Our government leaders, however, will have much better fashion designers. They will not bother with robes sewn from curtains and flappy Birkenstock sandals. They will wear proper business suits. The men will have snazzy silk ties and the women will have the super-sexy platform-heel boots that all women of power are wearing these days. We have certain appearances to keep up, after all! For no one will take our state seriously if our leaders dress like flower children (if there's anybody watching).

And speaking of the entertainment industry, here's how we will attract tourists from abroad. Some of you might remember a venerable institution from the ancient world called the Temple of Ishtar. The idea was that young adolescent women would go to this temple around the time they become sexually fertile. There they would stay as handmaidens to the temple until a man came to, well, share with them the communion of the Goddess. Then they would be free to rejoin the community. We are planning to rebuild this temple. Think of the revenue it will generate, especially when our marketing campaigns extol the virtues of the young, free-spirited, sex-positive and stunningly beautiful Pagan woman!
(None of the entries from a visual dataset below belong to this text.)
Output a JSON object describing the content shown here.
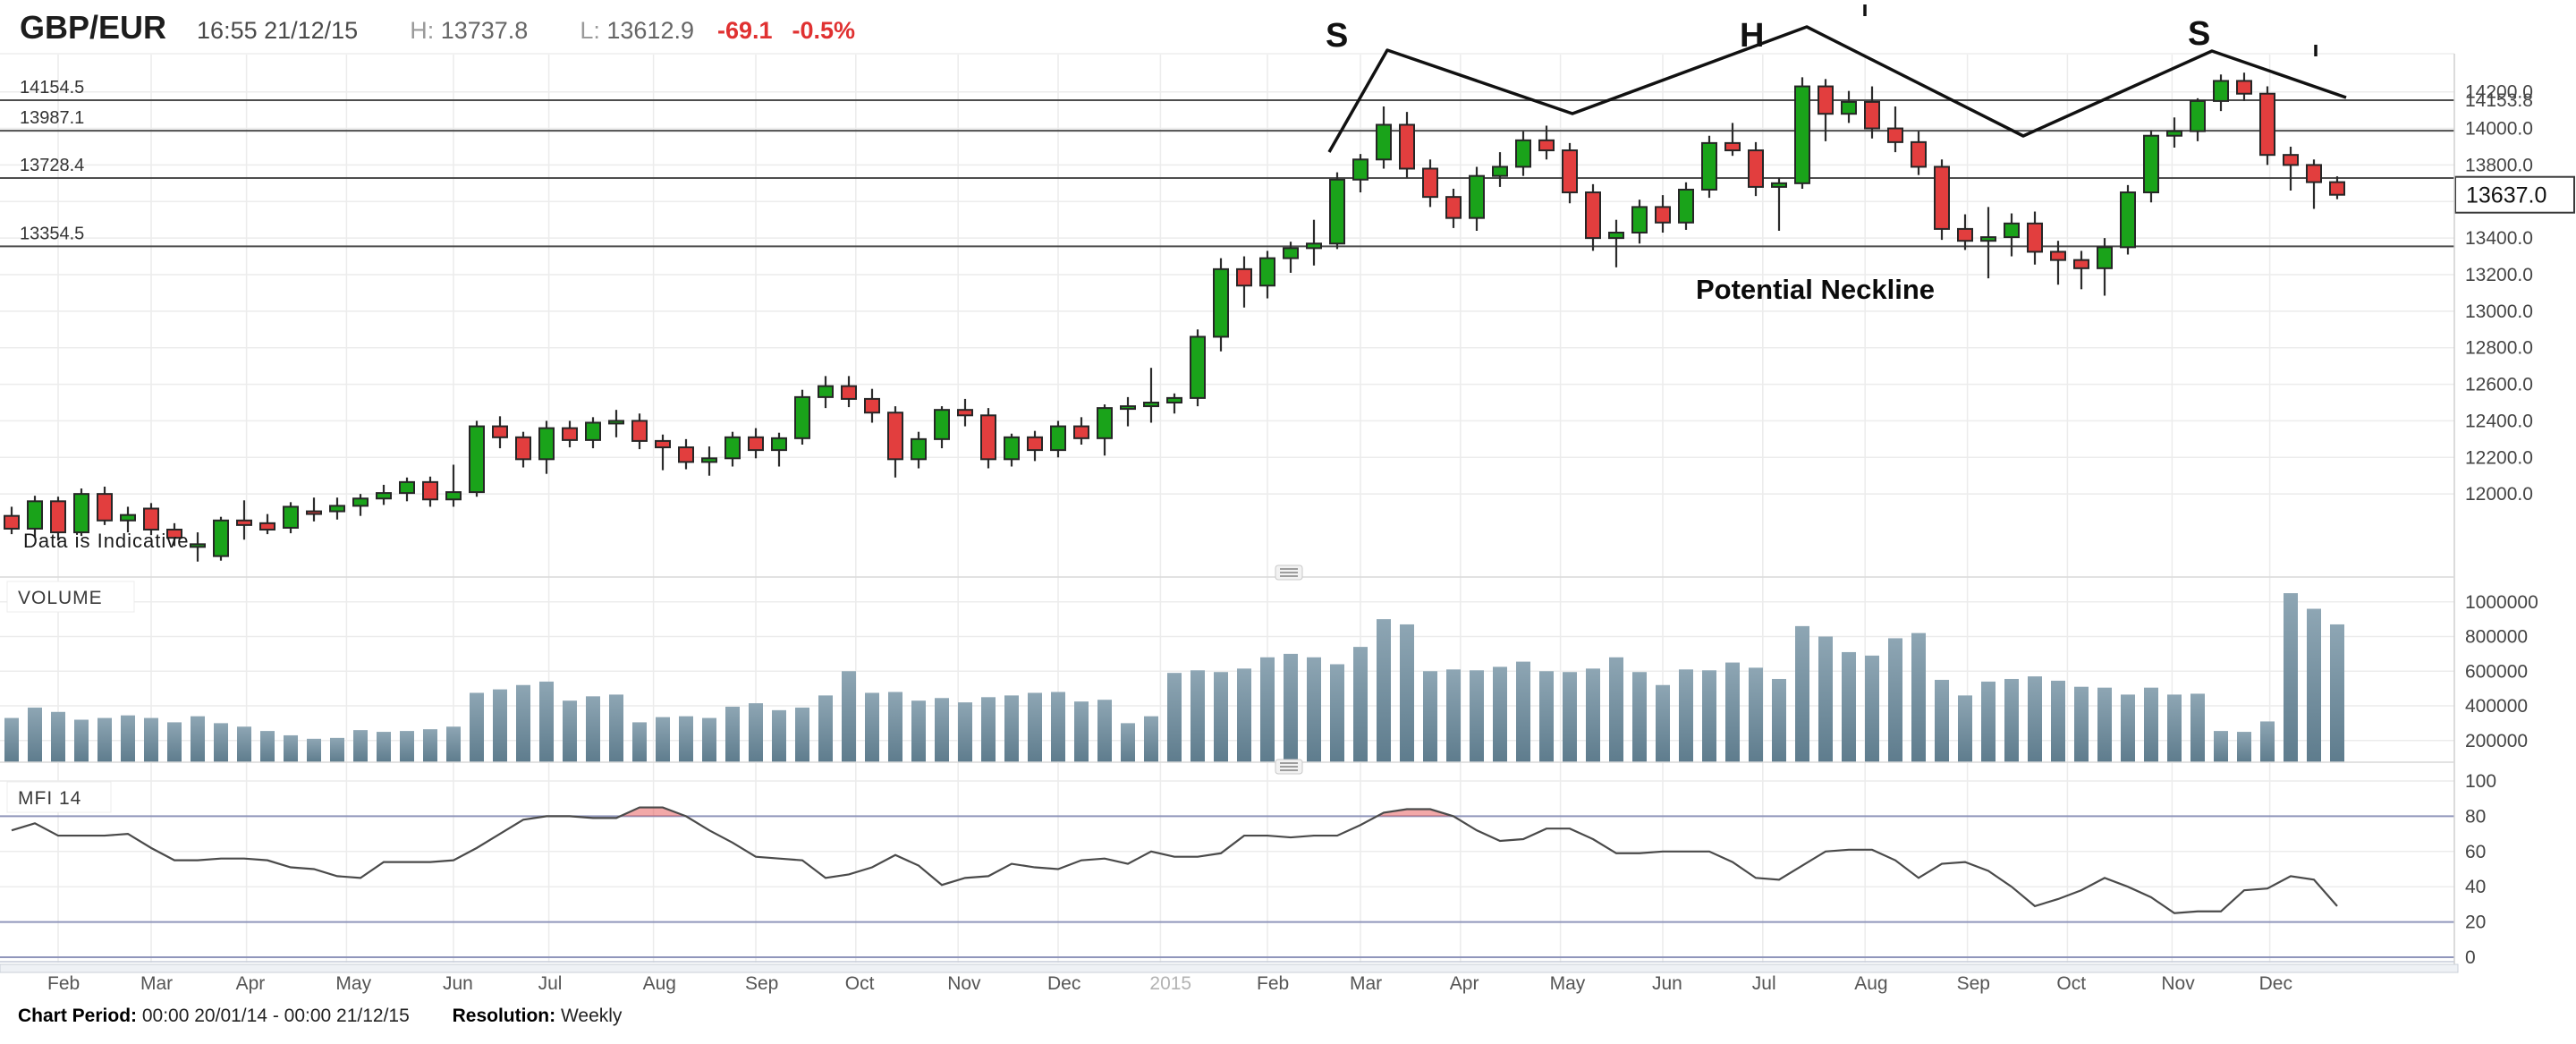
{
  "header": {
    "symbol": "GBP/EUR",
    "timestamp": "16:55 21/12/15",
    "high_label": "H:",
    "high": "13737.8",
    "low_label": "L:",
    "low": "13612.9",
    "change": "-69.1",
    "change_pct": "-0.5%"
  },
  "footer": {
    "period_label": "Chart Period:",
    "period_value": "00:00 20/01/14 - 00:00 21/12/15",
    "resolution_label": "Resolution:",
    "resolution_value": "Weekly"
  },
  "watermark": "Data is Indicative",
  "panes": {
    "volume_label": "VOLUME",
    "mfi_label": "MFI 14"
  },
  "annotations": {
    "left_shoulder": "S",
    "head": "H",
    "right_shoulder": "S",
    "neckline_label": "Potential Neckline"
  },
  "colors": {
    "up": "#1aa31a",
    "down": "#e23e3e",
    "candle_border": "#262626",
    "wick": "#2b2b2b",
    "grid": "#ececec",
    "support_line": "#4d4d4d",
    "annotation": "#111111",
    "volume_top": "#8ea6b4",
    "volume_bottom": "#5e7c8d",
    "mfi_line": "#4a4a4a",
    "mfi_threshold": "#9096bb",
    "overbought_fill": "rgba(226,62,62,0.45)",
    "negative": "#e03131",
    "axis_band": "#eef1f5",
    "axis_band_border": "#c9cfd8",
    "separator": "#d9d9d9",
    "grip_fill": "#f2f2f2",
    "grip_border": "#c9c9c9",
    "grip_lines": "#9d9d9d"
  },
  "price_axis": {
    "right_labels": [
      {
        "v": 14200,
        "t": "14200.0"
      },
      {
        "v": 14153.8,
        "t": "14153.8"
      },
      {
        "v": 14000,
        "t": "14000.0"
      },
      {
        "v": 13800,
        "t": "13800.0"
      },
      {
        "v": 13400,
        "t": "13400.0"
      },
      {
        "v": 13200,
        "t": "13200.0"
      },
      {
        "v": 13000,
        "t": "13000.0"
      },
      {
        "v": 12800,
        "t": "12800.0"
      },
      {
        "v": 12600,
        "t": "12600.0"
      },
      {
        "v": 12400,
        "t": "12400.0"
      },
      {
        "v": 12200,
        "t": "12200.0"
      },
      {
        "v": 12000,
        "t": "12000.0"
      }
    ],
    "left_levels": [
      {
        "v": 14154.5,
        "t": "14154.5"
      },
      {
        "v": 13987.1,
        "t": "13987.1"
      },
      {
        "v": 13728.4,
        "t": "13728.4"
      },
      {
        "v": 13354.5,
        "t": "13354.5"
      }
    ],
    "current": {
      "v": 13637,
      "t": "13637.0"
    }
  },
  "volume_axis": [
    {
      "v": 1000000,
      "t": "1000000"
    },
    {
      "v": 800000,
      "t": "800000"
    },
    {
      "v": 600000,
      "t": "600000"
    },
    {
      "v": 400000,
      "t": "400000"
    },
    {
      "v": 200000,
      "t": "200000"
    }
  ],
  "mfi_axis": [
    {
      "v": 100,
      "t": "100"
    },
    {
      "v": 80,
      "t": "80"
    },
    {
      "v": 60,
      "t": "60"
    },
    {
      "v": 40,
      "t": "40"
    },
    {
      "v": 20,
      "t": "20"
    },
    {
      "v": 0,
      "t": "0"
    }
  ],
  "x_axis": [
    {
      "t": "Feb",
      "w": 2.0
    },
    {
      "t": "Mar",
      "w": 6.0
    },
    {
      "t": "Apr",
      "w": 10.1
    },
    {
      "t": "May",
      "w": 14.4
    },
    {
      "t": "Jun",
      "w": 19.0
    },
    {
      "t": "Jul",
      "w": 23.1
    },
    {
      "t": "Aug",
      "w": 27.6
    },
    {
      "t": "Sep",
      "w": 32.0
    },
    {
      "t": "Oct",
      "w": 36.3
    },
    {
      "t": "Nov",
      "w": 40.7
    },
    {
      "t": "Dec",
      "w": 45.0
    },
    {
      "t": "2015",
      "w": 49.4,
      "year": true
    },
    {
      "t": "Feb",
      "w": 54.0
    },
    {
      "t": "Mar",
      "w": 58.0
    },
    {
      "t": "Apr",
      "w": 62.3
    },
    {
      "t": "May",
      "w": 66.6
    },
    {
      "t": "Jun",
      "w": 71.0
    },
    {
      "t": "Jul",
      "w": 75.3
    },
    {
      "t": "Aug",
      "w": 79.7
    },
    {
      "t": "Sep",
      "w": 84.1
    },
    {
      "t": "Oct",
      "w": 88.4
    },
    {
      "t": "Nov",
      "w": 92.9
    },
    {
      "t": "Dec",
      "w": 97.1
    }
  ],
  "chart_data": {
    "type": "candlestick",
    "title": "GBP/EUR",
    "resolution": "Weekly",
    "period_start": "00:00 20/01/14",
    "period_end": "00:00 21/12/15",
    "price_axis_range": [
      11570,
      14360
    ],
    "price_gridlines": {
      "min": 12000,
      "max": 14200,
      "step": 200
    },
    "volume_gridlines": {
      "min": 200000,
      "max": 1000000,
      "step": 200000
    },
    "mfi_gridlines": [
      0,
      20,
      40,
      60,
      80,
      100
    ],
    "mfi_overbought": 80,
    "mfi_oversold": 20,
    "support_levels": [
      14154.5,
      13987.1,
      13728.4,
      13354.5
    ],
    "current_price": 13637.0,
    "candles_ohlc": [
      [
        11880,
        11930,
        11780,
        11810
      ],
      [
        11810,
        11990,
        11760,
        11960
      ],
      [
        11960,
        11985,
        11745,
        11790
      ],
      [
        11790,
        12030,
        11770,
        12000
      ],
      [
        12000,
        12040,
        11830,
        11855
      ],
      [
        11855,
        11930,
        11790,
        11885
      ],
      [
        11920,
        11950,
        11775,
        11805
      ],
      [
        11805,
        11840,
        11715,
        11760
      ],
      [
        11720,
        11790,
        11630,
        11725
      ],
      [
        11660,
        11875,
        11635,
        11855
      ],
      [
        11855,
        11965,
        11750,
        11830
      ],
      [
        11840,
        11890,
        11780,
        11805
      ],
      [
        11815,
        11955,
        11785,
        11930
      ],
      [
        11905,
        11980,
        11850,
        11900
      ],
      [
        11905,
        11980,
        11860,
        11935
      ],
      [
        11935,
        12000,
        11880,
        11975
      ],
      [
        11975,
        12050,
        11940,
        12005
      ],
      [
        12005,
        12090,
        11960,
        12065
      ],
      [
        12065,
        12095,
        11930,
        11970
      ],
      [
        11970,
        12160,
        11930,
        12010
      ],
      [
        12010,
        12400,
        11985,
        12370
      ],
      [
        12370,
        12425,
        12250,
        12310
      ],
      [
        12310,
        12340,
        12145,
        12190
      ],
      [
        12190,
        12400,
        12110,
        12360
      ],
      [
        12360,
        12400,
        12255,
        12295
      ],
      [
        12295,
        12420,
        12250,
        12390
      ],
      [
        12395,
        12460,
        12310,
        12400
      ],
      [
        12400,
        12440,
        12245,
        12290
      ],
      [
        12290,
        12325,
        12130,
        12255
      ],
      [
        12255,
        12300,
        12135,
        12175
      ],
      [
        12175,
        12260,
        12100,
        12195
      ],
      [
        12195,
        12340,
        12150,
        12310
      ],
      [
        12310,
        12360,
        12195,
        12240
      ],
      [
        12240,
        12335,
        12150,
        12305
      ],
      [
        12305,
        12570,
        12270,
        12530
      ],
      [
        12530,
        12645,
        12470,
        12590
      ],
      [
        12590,
        12645,
        12475,
        12520
      ],
      [
        12520,
        12575,
        12390,
        12445
      ],
      [
        12445,
        12480,
        12090,
        12190
      ],
      [
        12190,
        12340,
        12140,
        12300
      ],
      [
        12300,
        12480,
        12250,
        12460
      ],
      [
        12460,
        12520,
        12370,
        12430
      ],
      [
        12430,
        12470,
        12140,
        12190
      ],
      [
        12190,
        12330,
        12150,
        12310
      ],
      [
        12310,
        12345,
        12180,
        12240
      ],
      [
        12240,
        12400,
        12200,
        12370
      ],
      [
        12370,
        12420,
        12270,
        12305
      ],
      [
        12305,
        12490,
        12210,
        12470
      ],
      [
        12470,
        12530,
        12370,
        12480
      ],
      [
        12480,
        12690,
        12390,
        12500
      ],
      [
        12500,
        12550,
        12440,
        12525
      ],
      [
        12525,
        12900,
        12480,
        12860
      ],
      [
        12860,
        13290,
        12780,
        13230
      ],
      [
        13230,
        13300,
        13020,
        13140
      ],
      [
        13140,
        13330,
        13070,
        13290
      ],
      [
        13290,
        13380,
        13210,
        13345
      ],
      [
        13345,
        13500,
        13250,
        13370
      ],
      [
        13370,
        13760,
        13340,
        13720
      ],
      [
        13720,
        13860,
        13650,
        13830
      ],
      [
        13830,
        14120,
        13780,
        14020
      ],
      [
        14020,
        14090,
        13730,
        13780
      ],
      [
        13780,
        13830,
        13570,
        13625
      ],
      [
        13625,
        13670,
        13455,
        13510
      ],
      [
        13510,
        13790,
        13440,
        13740
      ],
      [
        13740,
        13870,
        13680,
        13790
      ],
      [
        13790,
        13985,
        13740,
        13935
      ],
      [
        13935,
        14015,
        13830,
        13880
      ],
      [
        13880,
        13920,
        13590,
        13650
      ],
      [
        13650,
        13695,
        13330,
        13400
      ],
      [
        13400,
        13500,
        13240,
        13430
      ],
      [
        13430,
        13610,
        13370,
        13570
      ],
      [
        13570,
        13635,
        13430,
        13485
      ],
      [
        13485,
        13705,
        13445,
        13665
      ],
      [
        13665,
        13960,
        13620,
        13920
      ],
      [
        13920,
        14030,
        13850,
        13880
      ],
      [
        13880,
        13925,
        13630,
        13680
      ],
      [
        13680,
        13730,
        13440,
        13700
      ],
      [
        13700,
        14280,
        13670,
        14230
      ],
      [
        14230,
        14270,
        13930,
        14080
      ],
      [
        14080,
        14205,
        14030,
        14145
      ],
      [
        14145,
        14230,
        13945,
        14000
      ],
      [
        14000,
        14120,
        13870,
        13925
      ],
      [
        13925,
        13985,
        13745,
        13790
      ],
      [
        13790,
        13830,
        13390,
        13450
      ],
      [
        13450,
        13530,
        13335,
        13385
      ],
      [
        13385,
        13570,
        13180,
        13405
      ],
      [
        13405,
        13535,
        13300,
        13480
      ],
      [
        13480,
        13545,
        13255,
        13325
      ],
      [
        13325,
        13385,
        13145,
        13280
      ],
      [
        13280,
        13330,
        13120,
        13235
      ],
      [
        13235,
        13400,
        13085,
        13350
      ],
      [
        13350,
        13690,
        13310,
        13650
      ],
      [
        13650,
        13990,
        13595,
        13960
      ],
      [
        13960,
        14060,
        13895,
        13985
      ],
      [
        13985,
        14165,
        13930,
        14150
      ],
      [
        14150,
        14295,
        14095,
        14260
      ],
      [
        14260,
        14305,
        14150,
        14190
      ],
      [
        14190,
        14230,
        13800,
        13855
      ],
      [
        13855,
        13900,
        13660,
        13800
      ],
      [
        13800,
        13830,
        13560,
        13706
      ],
      [
        13706,
        13737.8,
        13612.9,
        13637
      ]
    ],
    "volume": [
      330000,
      390000,
      365000,
      320000,
      330000,
      345000,
      330000,
      305000,
      340000,
      300000,
      280000,
      255000,
      230000,
      210000,
      215000,
      260000,
      250000,
      255000,
      265000,
      280000,
      475000,
      495000,
      520000,
      540000,
      430000,
      455000,
      465000,
      305000,
      335000,
      340000,
      330000,
      395000,
      415000,
      375000,
      390000,
      460000,
      600000,
      475000,
      480000,
      430000,
      445000,
      420000,
      450000,
      460000,
      475000,
      480000,
      425000,
      435000,
      300000,
      340000,
      590000,
      605000,
      595000,
      615000,
      680000,
      700000,
      680000,
      640000,
      740000,
      900000,
      870000,
      600000,
      610000,
      605000,
      625000,
      655000,
      600000,
      595000,
      615000,
      680000,
      595000,
      520000,
      610000,
      605000,
      650000,
      620000,
      555000,
      860000,
      800000,
      710000,
      690000,
      790000,
      820000,
      550000,
      460000,
      540000,
      555000,
      570000,
      545000,
      510000,
      505000,
      465000,
      505000,
      465000,
      470000,
      255000,
      250000,
      310000,
      1050000,
      960000,
      870000
    ],
    "mfi": [
      72,
      76,
      69,
      69,
      69,
      70,
      62,
      55,
      55,
      56,
      56,
      55,
      51,
      50,
      46,
      45,
      54,
      54,
      54,
      55,
      62,
      70,
      78,
      80,
      80,
      79,
      79,
      85,
      85,
      80,
      72,
      65,
      57,
      56,
      55,
      45,
      47,
      51,
      58,
      52,
      41,
      45,
      46,
      53,
      51,
      50,
      55,
      56,
      53,
      60,
      57,
      57,
      59,
      69,
      69,
      68,
      69,
      69,
      75,
      82,
      84,
      84,
      80,
      72,
      66,
      67,
      73,
      73,
      67,
      59,
      59,
      60,
      60,
      60,
      54,
      45,
      44,
      52,
      60,
      61,
      61,
      55,
      45,
      53,
      54,
      49,
      40,
      29,
      33,
      38,
      45,
      40,
      34,
      25,
      26,
      26,
      38,
      39,
      46,
      44,
      29
    ],
    "neckline_polyline_prices_note": "hand-drawn head-and-shoulders zigzag annotation"
  }
}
All in all, we are planning great things for our Pagan state. We'll grant licenses to perform marriages and funerals to just about anyone. And all kinds of marriages will be legal here: straight, gay, polyamourous, and so on—and the list might get larger still, depending on the lobbying power of the animal rights movement. We'll legalize marijuana, which we think will cut down on domestic crime rates as well. After all, when you are stoned the last thing you want is conflict. We'll legalize public nudity. We'll make Samhain and Bealtaine national holidays and make them a whole week long. We'll put a horseshoe over the arch of every door for good luck. And most important of all, we'll standardize that long list of elemental correspondences. Our state will be a shining beacon of liberal freedom, where anyone and everyone will have the right to live any way they want, and believe whatever they want. We hope you will join us, and raise our flag over your homes and magic circles as a sign of your solidarity.

Solidarity!

The Inner Circle of the Sovereign Pagan State.